Adamı ittirip sağ tarafındaki adama tekme attı. Solundaki adamın elini kavrayıp döndürdü ve adamın boğazını kendi kolu ile dolayarak arkasına aldı. Bu sırada adamın belinden çıkardığı silahı karşıdan gelen adamları vurmak için kullandı. Arkasındaki koridorda artık doluydu, arkasından ateş edenlerin kurşunu sırtında sürüklediği adama isabet ediyordu. Adam bedenine çok defa isabet eden kurşunlarla direnmeyi bıraktı. Adamın bedeni ağırlaşınca, Selçuk onu bıraktı.
Elindeki silahın kurşunları bitmişti, silahı arkasından gelen adamın suratına fırlattı. Adamın başı hafifçe geriye düşüp yeniden toparlandığında, Selçuk elinin ayası ile burnuna vurdu ve adamın boynundan tuttuğu gibi kendine çekti. Dizini adamın beline vurup arkadan ayağına çalım taktı ve adamın boğazındaki eli ile adamı yere düşürdü.
Adamın silahını alıp yanı başına gelen adamı vurdu.
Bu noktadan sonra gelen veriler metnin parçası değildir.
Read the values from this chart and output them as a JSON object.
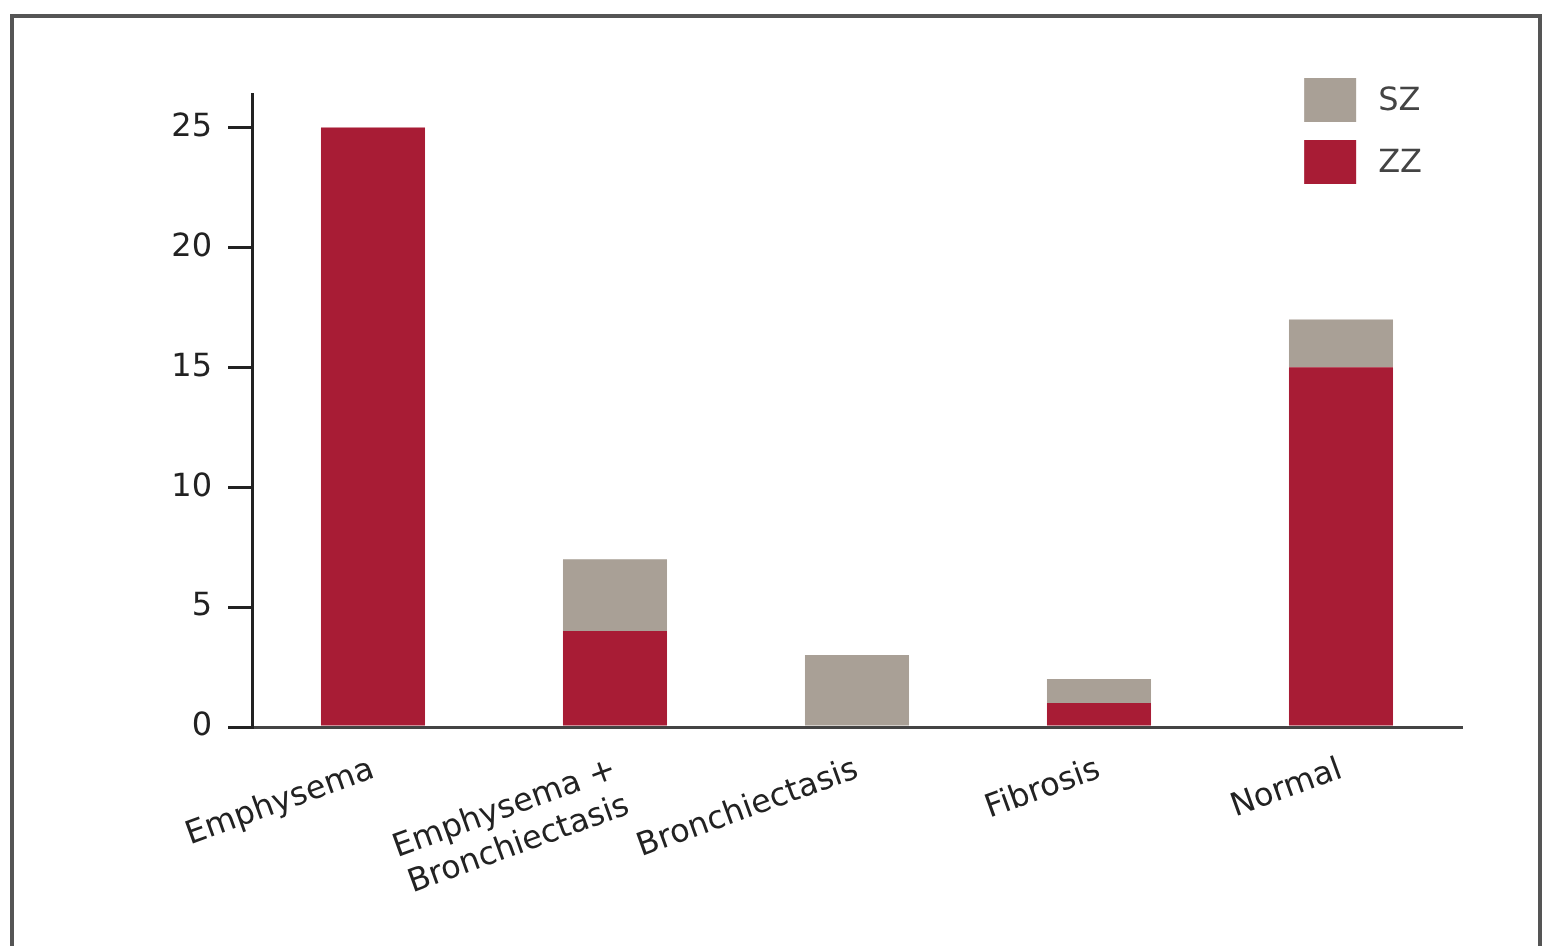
{
  "chart_data": {
    "type": "bar",
    "stacked": true,
    "categories": [
      "Emphysema",
      "Emphysema +\nBronchiectasis",
      "Bronchiectasis",
      "Fibrosis",
      "Normal"
    ],
    "series": [
      {
        "name": "ZZ",
        "color": "#a81c35",
        "values": [
          25,
          4,
          0,
          1,
          15
        ]
      },
      {
        "name": "SZ",
        "color": "#a9a096",
        "values": [
          0,
          3,
          3,
          1,
          2
        ]
      }
    ],
    "ylim": [
      0,
      26.4
    ],
    "yticks": [
      0,
      5,
      10,
      15,
      20,
      25
    ],
    "grid": false,
    "legend": "top right"
  }
}
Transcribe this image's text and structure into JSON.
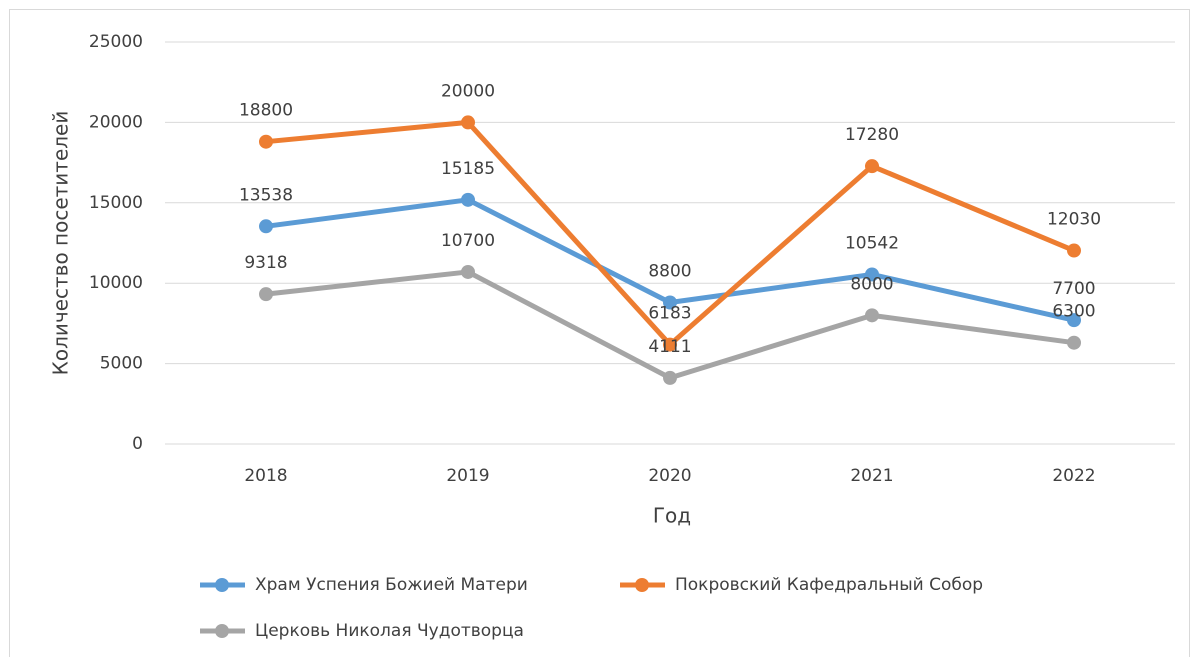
{
  "chart_data": {
    "type": "line",
    "x_label": "Год",
    "y_label": "Количество посетителей",
    "categories": [
      "2018",
      "2019",
      "2020",
      "2021",
      "2022"
    ],
    "series": [
      {
        "name": "Храм Успения Божией Матери",
        "color": "#5b9bd5",
        "values": [
          13538,
          15185,
          8800,
          10542,
          7700
        ]
      },
      {
        "name": "Покровский Кафедральный Собор",
        "color": "#ed7d31",
        "values": [
          18800,
          20000,
          6183,
          17280,
          12030
        ]
      },
      {
        "name": "Церковь Николая Чудотворца",
        "color": "#a5a5a5",
        "values": [
          9318,
          10700,
          4111,
          8000,
          6300
        ]
      }
    ],
    "ylim": [
      0,
      25000
    ],
    "yticks": [
      0,
      5000,
      10000,
      15000,
      20000,
      25000
    ],
    "grid": true,
    "legend": "bottom",
    "data_labels": true
  }
}
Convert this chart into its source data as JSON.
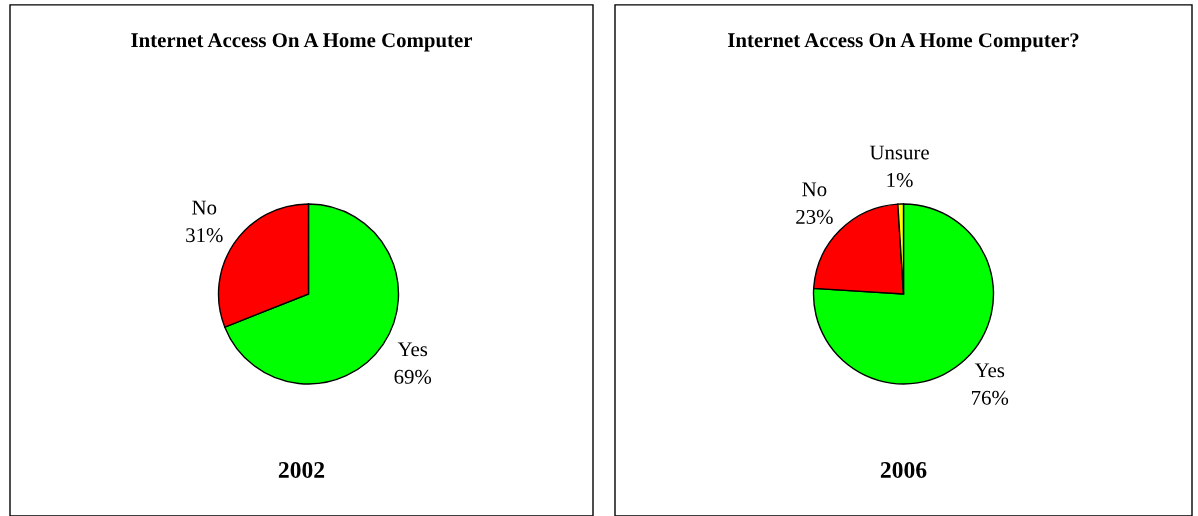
{
  "chart_data": [
    {
      "type": "pie",
      "title": "Internet Access On A Home Computer",
      "xlabel": "2002",
      "categories": [
        "Yes",
        "No"
      ],
      "values": [
        69,
        31
      ],
      "colors": [
        "#00ff00",
        "#ff0000"
      ],
      "value_labels": [
        "69%",
        "31%"
      ]
    },
    {
      "type": "pie",
      "title": "Internet Access On A Home Computer?",
      "xlabel": "2006",
      "categories": [
        "Yes",
        "No",
        "Unsure"
      ],
      "values": [
        76,
        23,
        1
      ],
      "colors": [
        "#00ff00",
        "#ff0000",
        "#ffff00"
      ],
      "value_labels": [
        "76%",
        "23%",
        "1%"
      ]
    }
  ]
}
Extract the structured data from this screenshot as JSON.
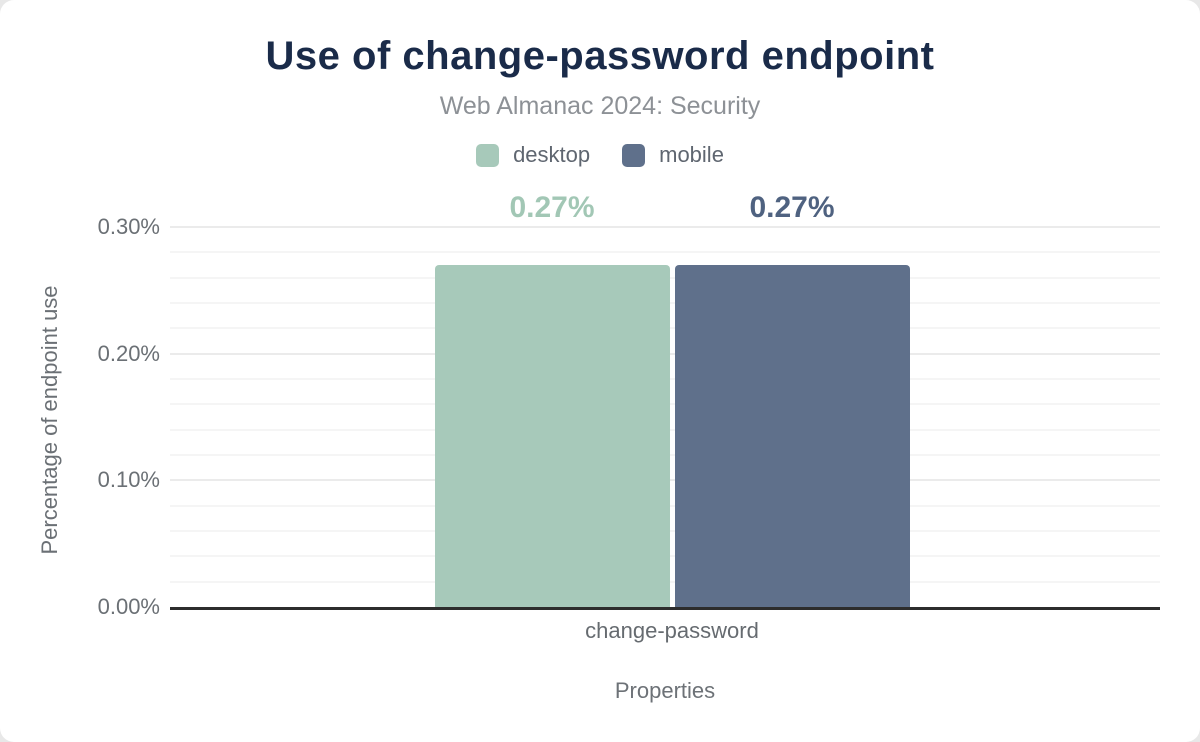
{
  "page": {
    "background": "#ffffff"
  },
  "chart_data": {
    "type": "bar",
    "title": "Use of change-password endpoint",
    "subtitle": "Web Almanac 2024: Security",
    "title_color": "#1a2b49",
    "categories": [
      "change-password"
    ],
    "series": [
      {
        "name": "desktop",
        "values": [
          0.27
        ],
        "labels": [
          "0.27%"
        ],
        "color": "#a7c9ba",
        "label_color": "#a2c7b5"
      },
      {
        "name": "mobile",
        "values": [
          0.27
        ],
        "labels": [
          "0.27%"
        ],
        "color": "#5f708b",
        "label_color": "#4f6280"
      }
    ],
    "xlabel": "Properties",
    "ylabel": "Percentage of endpoint use",
    "ylim": [
      0,
      0.3
    ],
    "yticks": [
      {
        "value": 0.0,
        "label": "0.00%"
      },
      {
        "value": 0.1,
        "label": "0.10%"
      },
      {
        "value": 0.2,
        "label": "0.20%"
      },
      {
        "value": 0.3,
        "label": "0.30%"
      }
    ],
    "grid": {
      "orientation": "horizontal",
      "minor_step": 0.02,
      "major_step": 0.1
    },
    "legend_position": "top",
    "units": "percent"
  }
}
Arkasındaki adamlara da ateş etti. Kendisine karşı ateş ediyorlardı, kurşunlardan kaçabilmek için hemen sağdaki koridora döndü. Burası ana laboratuvarlardan birine açılıyordu. Koridorlarda birçok sedye ve ilaç arabaları vardı.
Koşarak koridorda ilerlerken karşıdan gelen adamı gördü. Koridorun sağ tarafındaki ilaç arabasının üstüne zıplayıp adamın üstüne atladı. Birlikte yere düştüklerinde Selçuk takla atarak dizleri üzerine doğruldu ve hemen arkadaki iki adamın bacağından tutup çekti. Böylece adamlar yere düştüğünde silahın kullanıp onları da alt etti.
Hızla ayağa kalktı ve karşısındaki adamın boynuna kolunu dolayarak destek aldı ve ayaklarını duvara kaldırdı. Duvarda yürür gibi bacaklarını hareket ettirdikten sonra diğer adama tekme attı. Boynundan tuttuğu adamı da belinden kavrayıp döndürerek yere attı.
Arkasından gelen adamlara, yanındaki ilaç arabasının üzerinde duran, tıpkı kan tüpü taşıma kapsüllerine benzeyen ilaç kapsüllerini fırlattı. Adamlar, yüzlerine çarpan ilaçlar ile acıyla inleyerek dizlerinin üzerine düştü. Bağırıp yüzlerini tutuyorlardı, ilacın değdiği yerlerden kan akmaya başlamıştı.
Bu sırada Selçuk'un arkasındaki kapılardan birisi açıldı. İçeriden silahlı bir adam çıktığında Selçuk, kapıya tekme attı, adam kapı ile kapı pervazı arasına sıkışıp kaldı. Elindeki silahı kaptığı gibi dirseğini suratına geçirdi ve arkasındaki adamlara ateş etti.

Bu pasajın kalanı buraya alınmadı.